6. **Generate HTML report.** Create `chaos-audit-report.html` with:
   - Executive summary with overall resilience score (0-100)
   - Four sections matching the audit areas above
   - Each finding has: file location, code snippet, severity (Critical/High/Medium/Low), remediation suggestion
   - Color-coded severity badges
   - Collapsible sections for large finding lists
   - Summary statistics and a donut chart showing finding distribution by severity

7. **Open the report.** Run `open chaos-audit-report.html`.

## Severity rating guide

- **Critical**: Unhandled errors in auth/payment paths, missing env vars for database/secrets with no startup validation
- **High**: Untested functions >50 lines in business logic, retry-less calls to external services
- **Medium**: Empty catch blocks, env vars without defaults in non-critical paths
- **Low**: Missing tests for utility functions, hardcoded non-secret values

## Rules

- Do not flag patterns that are intentionally lenient (e.g., optional feature flags).
- Always verify findings — read the surrounding code to confirm the issue is real before including it.
- Sort findings by severity, then by file path.
- Include a "Quick Wins" section at the top with the 5 easiest-to-fix high-impact findings.

How It Works

This skill applies chaos engineering principles without actually breaking anything. Instead of injecting failures into a running system (which requires infrastructure), it statically analyzes the code to predict where failures *would* cascade. It answers the question: "If this external service went down right now, what would happen?"

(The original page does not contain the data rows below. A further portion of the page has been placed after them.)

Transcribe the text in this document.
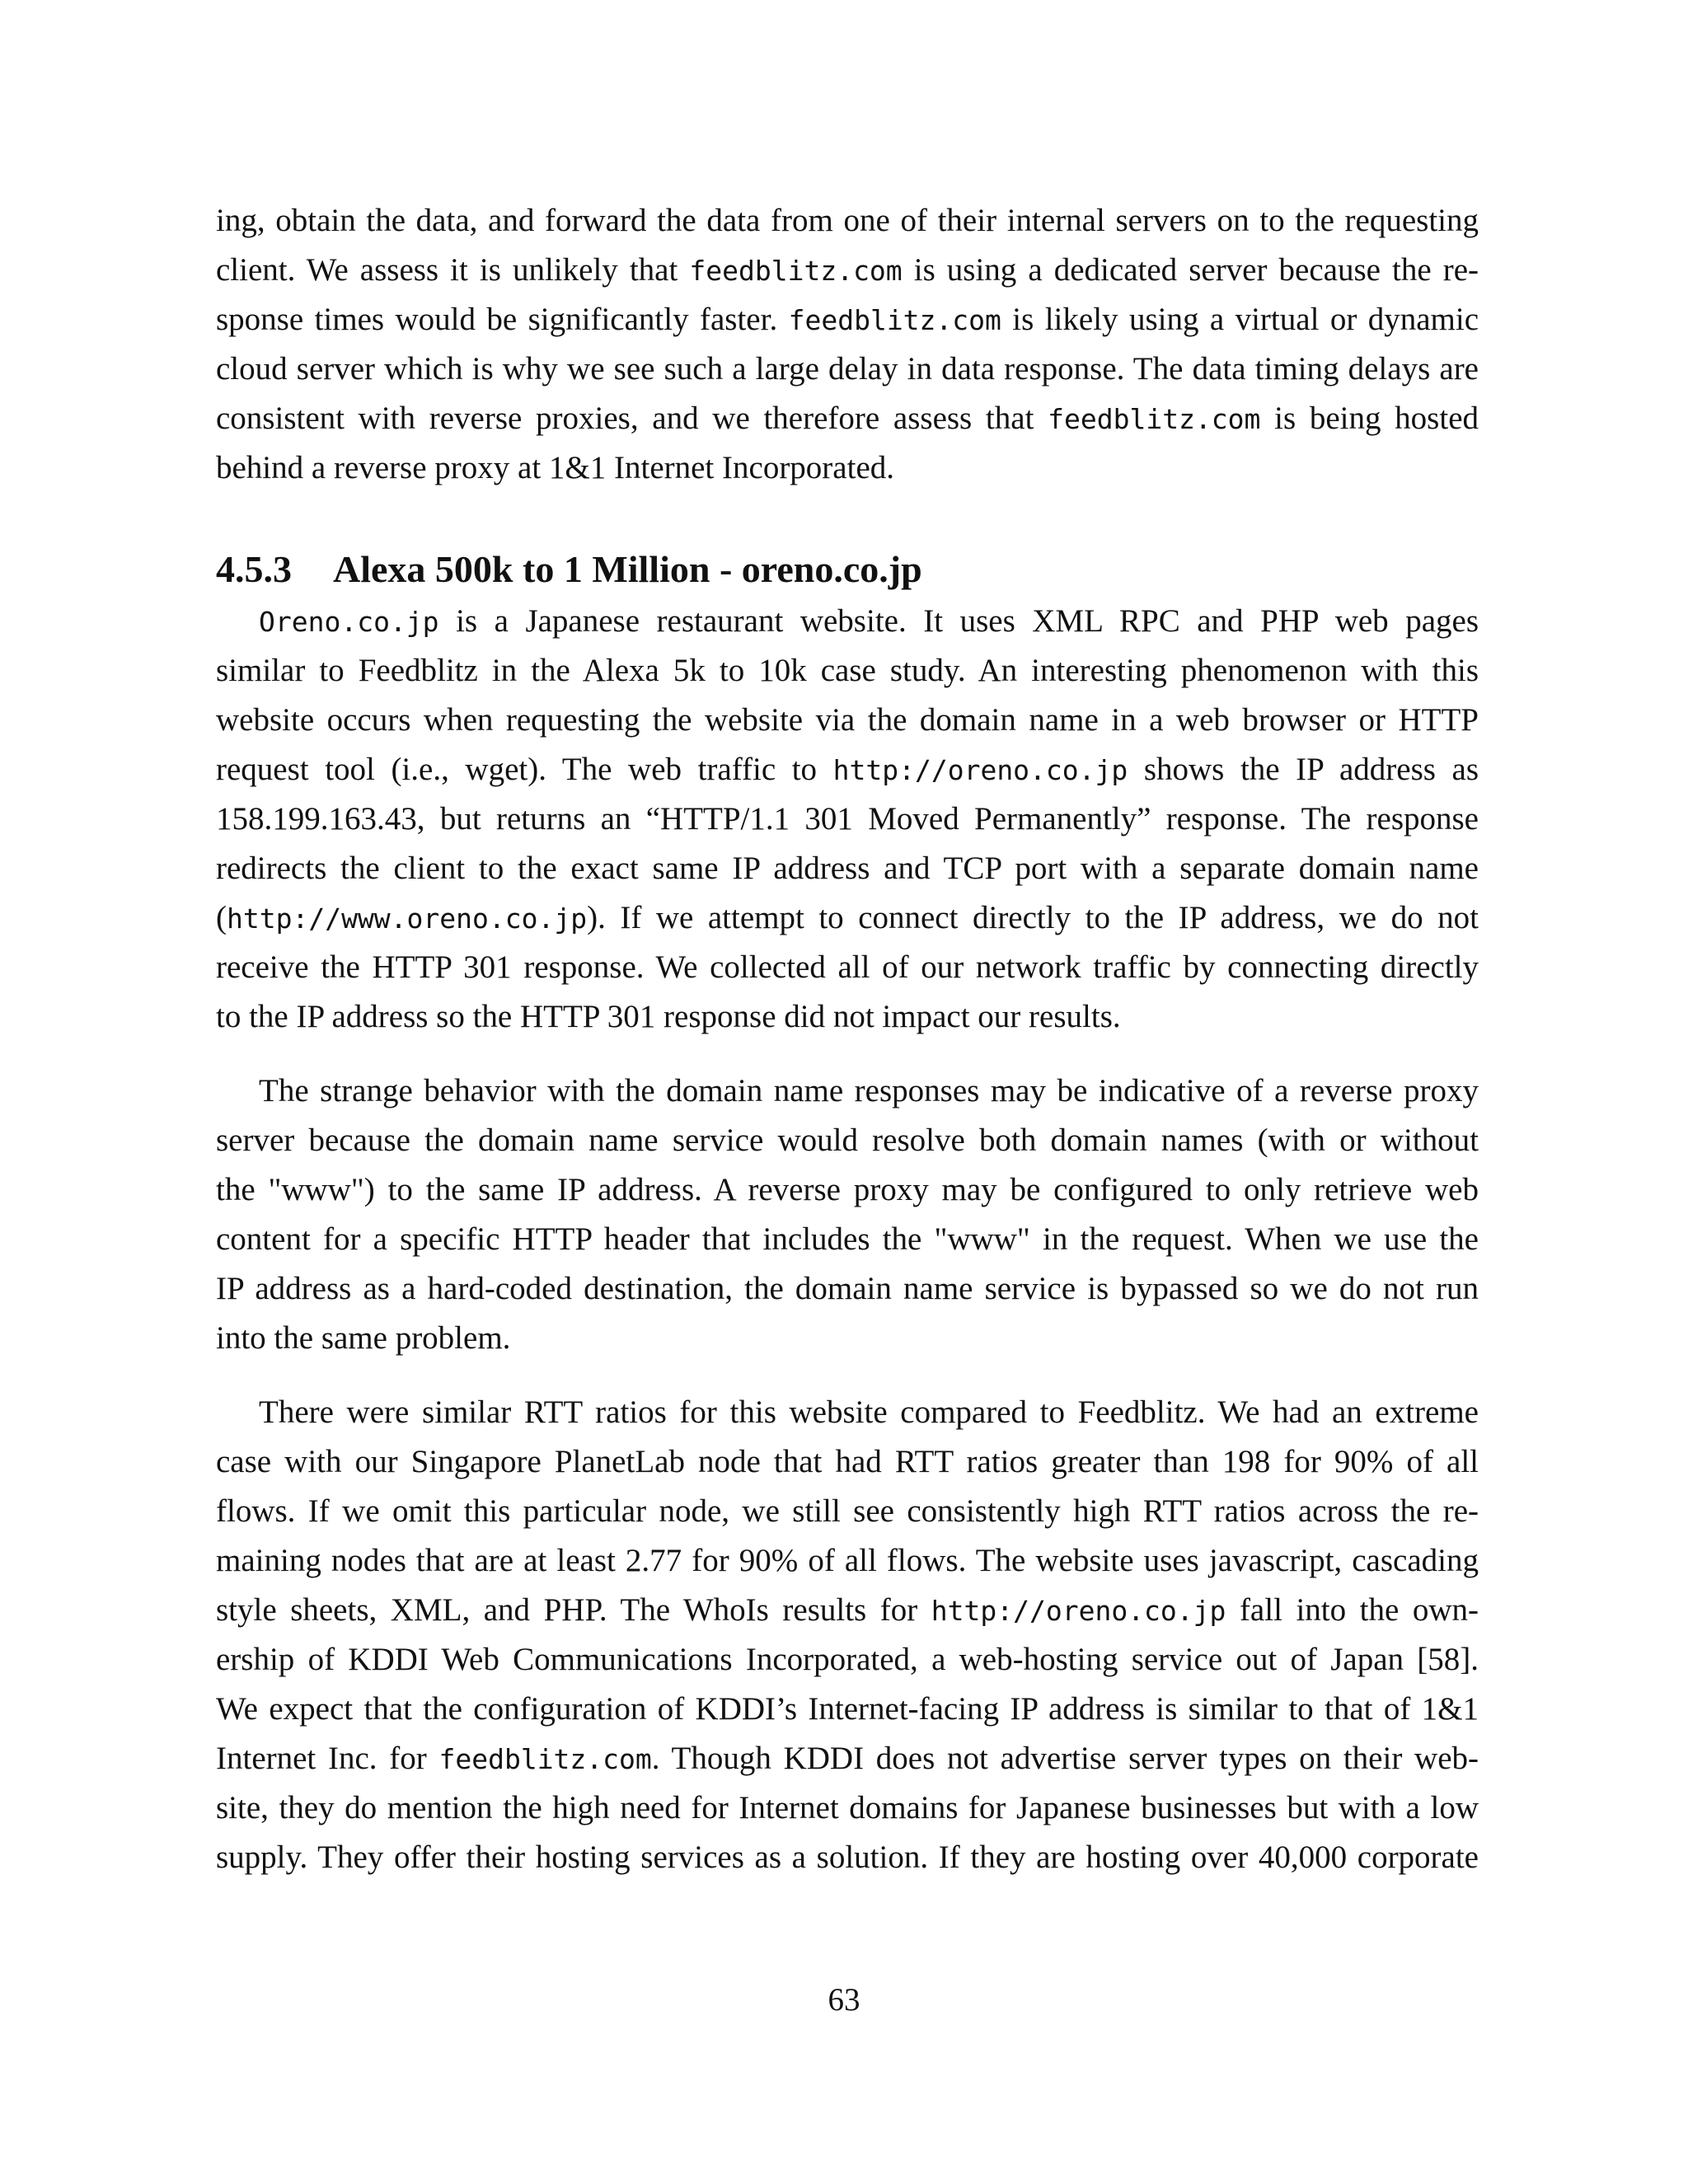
ing, obtain the data, and forward the data from one of their internal servers on to the requesting
client. We assess it is unlikely that feedblitz.com is using a dedicated server because the re-
sponse times would be significantly faster. feedblitz.com is likely using a virtual or dynamic
cloud server which is why we see such a large delay in data response. The data timing delays are
consistent with reverse proxies, and we therefore assess that feedblitz.com is being hosted
behind a reverse proxy at 1&1 Internet Incorporated.
4.5.3 Alexa 500k to 1 Million - oreno.co.jp
Oreno.co.jp is a Japanese restaurant website. It uses XML RPC and PHP web pages
similar to Feedblitz in the Alexa 5k to 10k case study. An interesting phenomenon with this
website occurs when requesting the website via the domain name in a web browser or HTTP
request tool (i.e., wget). The web traffic to http://oreno.co.jp shows the IP address as
158.199.163.43, but returns an “HTTP/1.1 301 Moved Permanently” response. The response
redirects the client to the exact same IP address and TCP port with a separate domain name
(http://www.oreno.co.jp). If we attempt to connect directly to the IP address, we do not
receive the HTTP 301 response. We collected all of our network traffic by connecting directly
to the IP address so the HTTP 301 response did not impact our results.
The strange behavior with the domain name responses may be indicative of a reverse proxy
server because the domain name service would resolve both domain names (with or without
the "www") to the same IP address. A reverse proxy may be configured to only retrieve web
content for a specific HTTP header that includes the "www" in the request. When we use the
IP address as a hard-coded destination, the domain name service is bypassed so we do not run
into the same problem.
There were similar RTT ratios for this website compared to Feedblitz. We had an extreme
case with our Singapore PlanetLab node that had RTT ratios greater than 198 for 90% of all
flows. If we omit this particular node, we still see consistently high RTT ratios across the re-
maining nodes that are at least 2.77 for 90% of all flows. The website uses javascript, cascading
style sheets, XML, and PHP. The WhoIs results for http://oreno.co.jp fall into the own-
ership of KDDI Web Communications Incorporated, a web-hosting service out of Japan [58].
We expect that the configuration of KDDI’s Internet-facing IP address is similar to that of 1&1
Internet Inc. for feedblitz.com. Though KDDI does not advertise server types on their web-
site, they do mention the high need for Internet domains for Japanese businesses but with a low
supply. They offer their hosting services as a solution. If they are hosting over 40,000 corporate
63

The env var audit is deceptively powerful. In many Node.js applications, a missing environment variable does not crash at startup — it silently becomes `undefined` and causes cryptic failures later. By cross-referencing `process.env` usage with `.env.example` and checking for validation layers, this skill catches configuration landmines before they detonate in production.

The HTML report format with severity ratings and remediation suggestions transforms a daunting audit into an actionable checklist. The "Quick Wins" section is a psychological nudge — by surfacing easy fixes first, it builds momentum and makes the overall resilience improvement feel achievable rather than overwhelming.